What Is Count Inversions In An Array?

While looking for your favorite cereal in the grocery shop, having a sorted shelf is a must. However, how do you know that cereal is sorted alphabetically? You can observe the naming on the shelf!

But would that be possible if there are more than 10,000 types of cereals on that shelf? Not really!

Similarly while dealing with huge arrays, you need to check how far an array is from getting sorted completely.

The only way to know how long it will take to sort an array accurately is through the count inversions.

The count inversions may vary with different operations like an addition to an array, removal of elements, merging of arrays, and much more.

Even if you try to remove duplicates from a string or an array, the parameter for sorting the arrays get changed.

But what do the count inversions mean and indicate?

This article revolves around this concept in detail along with approaches to resolve this problem statement. We will also discuss the methods by which you can print the count inversions of an array with accuracy and efficiency.

Let’s discuss the step-by-step procedures and begin with understanding what are count inversions and what they indicate.

What do count inversions indicate?

Count inversions indicate in an array, how many turns it will take to sort the array as per the appropriate criterion. Simply put, if the array is completely and accurately sorted the count inversion becomes one.

However, on the same hand if the array is sorted in reverse (in decreasing order) the count inversions are found to be maximum.

Let’s understand this with an example and consider array A. Elements in array A are {8, 4,3,2}.

Now as you can see, the elements are placed in decreasing Or descending order. Hence, the inversions are maximum in this case.

The inversions of the given array become

(8, 4)
(4,3)
(3, 2)
(8, 3)
(8, 2)
(4, 2)

Thus, the total number of inversions for this sorted array will be 6.

Let’s now consider an array where the elements are not completely reverse-sorted. P[]= {1, 4,2,6}

In this case, the first and last elements are at the right positions whereas the middle two elements are not sorted accurately. Hence, in this case, you will find the following inversion:

(4, 2)

It indicates that the array is only one swap far from being accurately sorted as per the given conditions.

Now that you have understood how the count inversions are used and why we need them, we shall now move on to the methods to find the count inversions.

Approaches to finding count inversions in an array

There are two different methods through which you can easily find the count inversions of a given array. These methods are:

Brute force method
Merge sort method

Both methods are highly accurate for finding the count inversions however, the use of each method depends on different parameters such as the size of an array. Let’s understand both methods in detail with their working algorithm.

Brute force method

The brute force method of counting the inversions is quite simple and efficient. In this method, the approach is to simply consider every pair of arrays that is possible for a given set.

Now, each pair will be evaluated if it fulfills the condition of your code. In case it is found to be true, the increment is counted and hence, the final result is calculated.

Following are the steps of the algorithm on which this method is executed:

The first step of this algorithm is to initialize the value of the “count” Variable as zero. Insert count= 0
Now, you will have to run a loop from the initial value i.e. 0 to N. Where N is the number of elements in an array.
Inside this loop, another nested loop will run from i+1 to N. This will make sure all the pairs are made accurately
After this, you will have to describe the condition in the next step.
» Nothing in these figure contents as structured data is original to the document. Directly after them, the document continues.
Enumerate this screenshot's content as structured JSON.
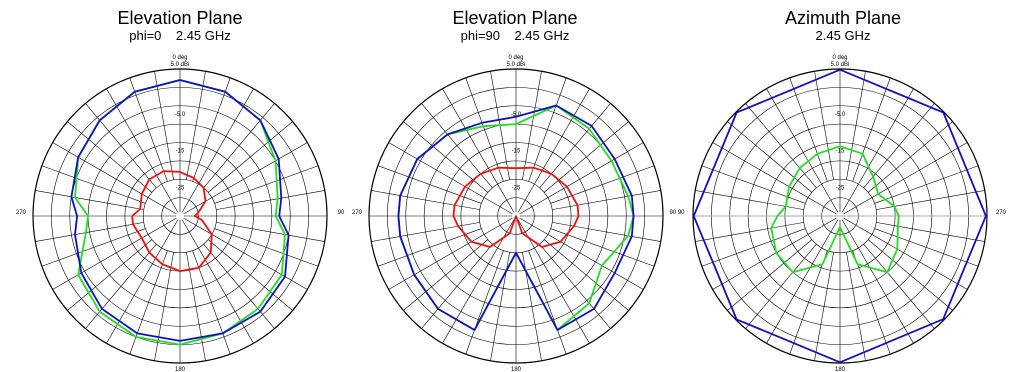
{
  "charts": [
    {
      "title": "Elevation Plane",
      "subtitle": "phi=0    2.45 GHz",
      "top_label": "0 deg",
      "unit_label": "5.0  dBi",
      "left_label": "270",
      "right_label": "90",
      "bottom_label": "180",
      "ring_labels": [
        "-5.0",
        "-15",
        "-25"
      ]
    },
    {
      "title": "Elevation Plane",
      "subtitle": "phi=90    2.45 GHz",
      "top_label": "0 deg",
      "unit_label": "5.0  dBi",
      "left_label": "270",
      "right_label": "90  90",
      "bottom_label": "180",
      "ring_labels": [
        "-5.0",
        "-15",
        "-25"
      ]
    },
    {
      "title": "Azimuth Plane",
      "subtitle": "2.45 GHz",
      "top_label": "0 deg",
      "unit_label": "5.0  dBi",
      "left_label": "",
      "right_label": "270",
      "bottom_label": "180",
      "ring_labels": [
        "-5.0",
        "-15",
        "-25"
      ]
    }
  ],
  "colors": {
    "red": "#ee1111",
    "green": "#22dd22",
    "blue": "#1111bb",
    "grid": "#000000",
    "ref": "#aaaaaa"
  },
  "chart_data": [
    {
      "type": "polar",
      "title": "Elevation Plane",
      "subtitle": "phi=0 2.45 GHz",
      "r_range_dBi": [
        -35,
        5
      ],
      "rings_dBi": [
        5,
        0,
        -5,
        -10,
        -15,
        -20,
        -25,
        -30
      ],
      "series": [
        {
          "color": "red",
          "angles_deg": [
            0,
            20,
            40,
            60,
            80,
            90,
            100,
            120,
            140,
            160,
            180,
            200,
            220,
            240,
            260,
            270,
            280,
            300,
            320,
            340,
            360
          ],
          "values_dBi": [
            -23,
            -24,
            -25,
            -27,
            -30,
            -31,
            -29,
            -25,
            -22,
            -20,
            -20,
            -21,
            -22,
            -23,
            -22,
            -22,
            -24,
            -23,
            -22,
            -22,
            -23
          ]
        },
        {
          "color": "green",
          "angles_deg": [
            0,
            20,
            40,
            60,
            80,
            90,
            100,
            120,
            140,
            160,
            180,
            200,
            220,
            240,
            260,
            270,
            280,
            300,
            320,
            340,
            360
          ],
          "values_dBi": [
            2,
            1,
            -1,
            -5,
            -8,
            -9,
            -6,
            -3,
            -2,
            -1,
            0,
            0,
            -1,
            -3,
            -9,
            -10,
            -6,
            -3,
            -1,
            1,
            2
          ]
        },
        {
          "color": "blue",
          "angles_deg": [
            0,
            20,
            40,
            60,
            80,
            90,
            100,
            120,
            140,
            160,
            180,
            200,
            220,
            240,
            260,
            270,
            280,
            300,
            320,
            340,
            360
          ],
          "values_dBi": [
            2,
            1,
            -1,
            -4,
            -7,
            -8,
            -5,
            -2,
            -1,
            -1,
            -1,
            -1,
            -2,
            -4,
            -6,
            -7,
            -5,
            -3,
            -1,
            1,
            2
          ]
        }
      ]
    },
    {
      "type": "polar",
      "title": "Elevation Plane",
      "subtitle": "phi=90 2.45 GHz",
      "r_range_dBi": [
        -35,
        5
      ],
      "rings_dBi": [
        5,
        0,
        -5,
        -10,
        -15,
        -20,
        -25,
        -30
      ],
      "series": [
        {
          "color": "red",
          "angles_deg": [
            0,
            20,
            40,
            60,
            80,
            90,
            100,
            120,
            140,
            160,
            180,
            200,
            220,
            240,
            260,
            270,
            280,
            300,
            320,
            340,
            360
          ],
          "values_dBi": [
            -22,
            -21,
            -20,
            -19,
            -18,
            -18,
            -19,
            -21,
            -24,
            -30,
            -35,
            -30,
            -24,
            -21,
            -19,
            -18,
            -18,
            -19,
            -20,
            -21,
            -22
          ]
        },
        {
          "color": "green",
          "angles_deg": [
            0,
            20,
            40,
            60,
            80,
            90,
            100,
            120,
            140,
            160,
            180,
            200,
            220,
            240,
            260,
            270,
            280,
            300,
            320,
            340,
            360
          ],
          "values_dBi": [
            -10,
            -3,
            -4,
            -5,
            -4,
            -3,
            -4,
            -8,
            -4,
            -2,
            -25,
            -2,
            -2,
            -3,
            -3,
            -3,
            -3,
            -4,
            -6,
            -9,
            -10
          ]
        },
        {
          "color": "blue",
          "angles_deg": [
            0,
            20,
            40,
            60,
            80,
            90,
            100,
            120,
            140,
            160,
            180,
            200,
            220,
            240,
            260,
            270,
            280,
            300,
            320,
            340,
            360
          ],
          "values_dBi": [
            -8,
            -3,
            -3,
            -4,
            -3,
            -3,
            -3,
            -4,
            -2,
            -2,
            -25,
            -2,
            -2,
            -3,
            -3,
            -3,
            -3,
            -4,
            -6,
            -8,
            -8
          ]
        }
      ]
    },
    {
      "type": "polar",
      "title": "Azimuth Plane",
      "subtitle": "2.45 GHz",
      "r_range_dBi": [
        -35,
        5
      ],
      "rings_dBi": [
        5,
        0,
        -5,
        -10,
        -15,
        -20,
        -25,
        -30
      ],
      "series": [
        {
          "color": "green",
          "angles_deg": [
            0,
            20,
            40,
            60,
            80,
            90,
            100,
            120,
            140,
            160,
            180,
            200,
            220,
            240,
            260,
            270,
            280,
            300,
            320,
            340,
            360
          ],
          "values_dBi": [
            -16,
            -17,
            -21,
            -23,
            -20,
            -19,
            -19,
            -17,
            -15,
            -21,
            -32,
            -21,
            -15,
            -15,
            -16,
            -18,
            -20,
            -19,
            -18,
            -17,
            -16
          ]
        },
        {
          "color": "blue",
          "angles_deg": [
            0,
            45,
            90,
            135,
            180,
            225,
            270,
            315,
            360
          ],
          "values_dBi": [
            4.8,
            4.8,
            4.7,
            4.7,
            4.8,
            4.8,
            4.8,
            4.8,
            4.8
          ]
        }
      ]
    }
  ]
}
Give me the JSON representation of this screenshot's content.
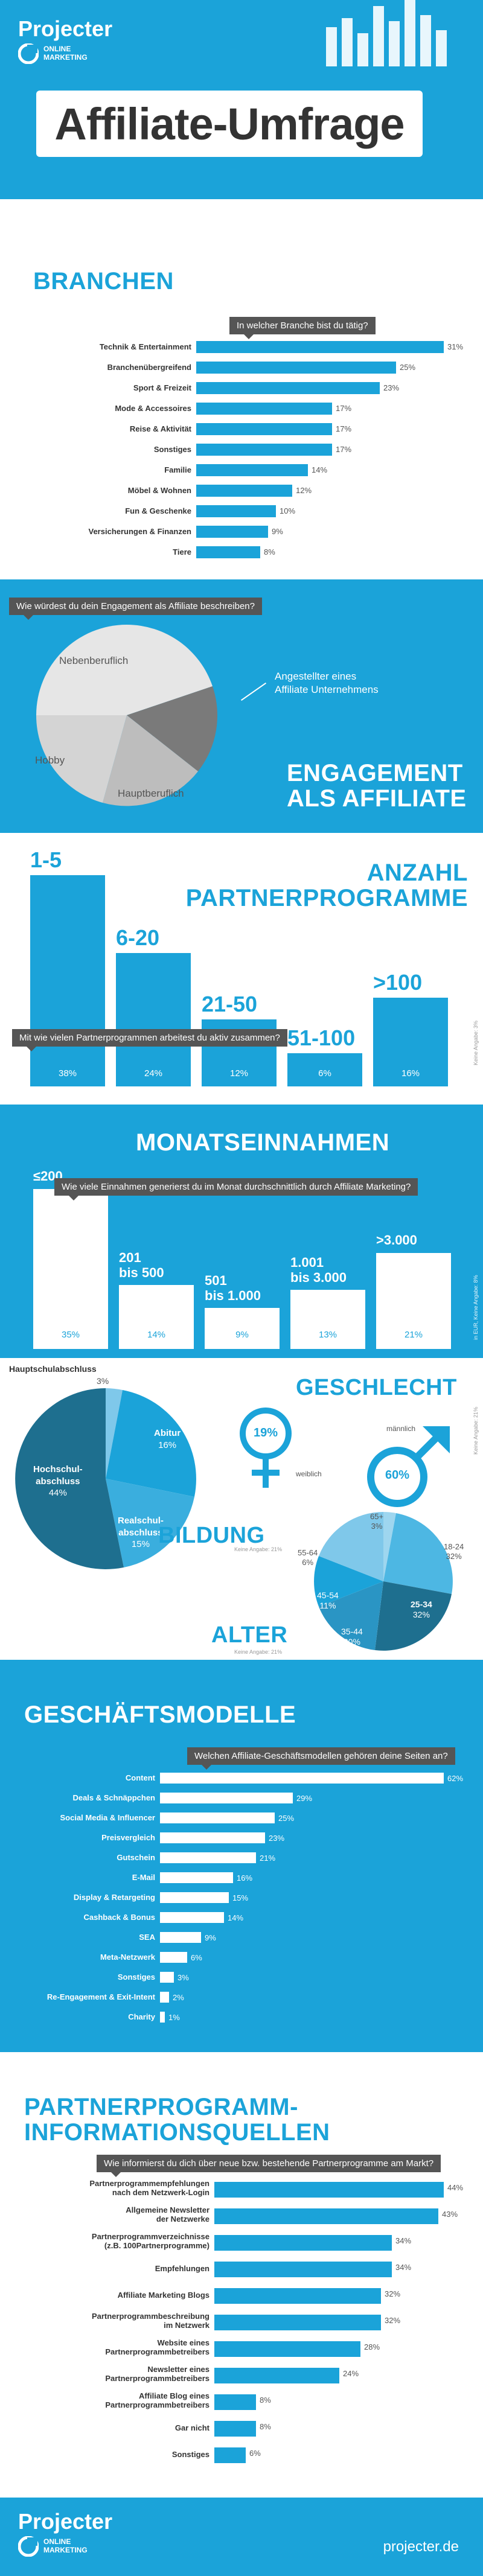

For both, the loops keep the same condition as A[i]>A[j], increment counted
This condition will ensure whenever a succeeding element is larger than the preceding one, the count value will increase
Finally, print the count and get the value of count inversions

Since the time complexity in this method is higher, it is highly useful for smaller arrays. However, if you have a larger array, you will have to adopt a new approach. Let’s discuss the second approach.

Merge sort method

The merge sort algorithm is widely used while dealing with huge amounts of data in an array. The approach of this method is kept similar to that of the merge sort algorithm.

In this method, the array is divided into two parts. The left and right half of an array is checked for inversions and at the end, both the inversions are merged to get the final output.

The algorithm of this method can be described in the following steps:

The first step is to divide the array from the middle into two halves. The left and right halves of the array will be divided in the primary step
Now, simply count the inversions of an array for the left and right halves individually. Also, make sure you consider all the elements found during the merging of the array
Next, you will have to call this function continuously unless there is only 1 element is present in respective halves of the array
After that, count the number of inversions in the array through two pointer technique for accuracy
Finally, add the value of mid-1 to the inversion count variable if the array is sorted completely

Winding up

Once you learn how to count inversions through different methods, it is easy to merge and sort huge size of arrays. Also, you can remove duplicates from a string to observe the difference in count inversion for an array.